Hartland suggested the Sept. 30 timeline could be a date the territory considers as it looks at the issue of potentially deferring property tax payments this year.

Meanwhile, it will be at least April 14 before a decision is made on whether the city will enforce its bylaw aimed at keeping cardboard from being mixed in with regular waste coming into the landfill.

The city has been asking residents to hold on to their recycling while the two recycling firms in the city are shut due to COVID-19, though officials have also stated those who aren’t able to store their recycling can mix it in with their household waste.

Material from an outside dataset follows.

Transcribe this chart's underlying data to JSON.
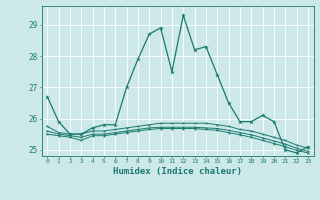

“With the actions taken by the local recycling processors, the Waste Management Facility will see cardboard exceed the 10 per cent threshold of the total load that is set out in Schedule D of the Waste Management Bylaw,” Peter O’Blenes, the city director of infrastructure and operations, said in his report to council. “This will mean that unsorted waste fees would be applied if cardboard is in excess of 10 per cent of a waste load.”

O’Blenes then put forward the recommendation the city not enforce the regulations around cardboard at the landfill until one month after the public health emergency declaration has been rescinded.

The additional month would allow time to process cardboard placed in dumpsters or garbage bins before the declaration ends.

A lengthy discussion among council followed with some members pointing to the extensive work done to keep cardboard out of the landfill. There were also concerns brought forward by Raven Recycling officials over cardboard ending up in the landfill, council members pointed out.

“To go backwards here, even if it’s for a few months, that troubles me,” Cabott said.

She initially suggested a two week deferral on the matter, but Coun. Dan Boyd moved for it to be deferred only until April 14.

That leaves just one business day following the long weekend for city staff to get in touch with officials at Raven about the issue and their concerns, but Boyd said an amendment could be made at the April 14 meeting if more time is needed to look at the issue. Questioned by Cabott on the likelihood of actually having a discussion with Raven before the meeting, city manager Linda Rapp replied staff would try to reach Raven officials but that she was not sure about their availability.

“We can give it our best shot,” she said.

Mayor Dan Curtis was the only member of council to vote against moving the matter to the next council meeting, wanting to see it dealt with at the special meeting.

Curtis was also the only member of council physically at the meeting to chair the session. Council has altered its meeting format in light of social distancing practices so that the member chairing the meeting (typically the mayor or deputy mayor) is the only member physically present. Other attend via conference call with staffing at the session also kept to a minimum.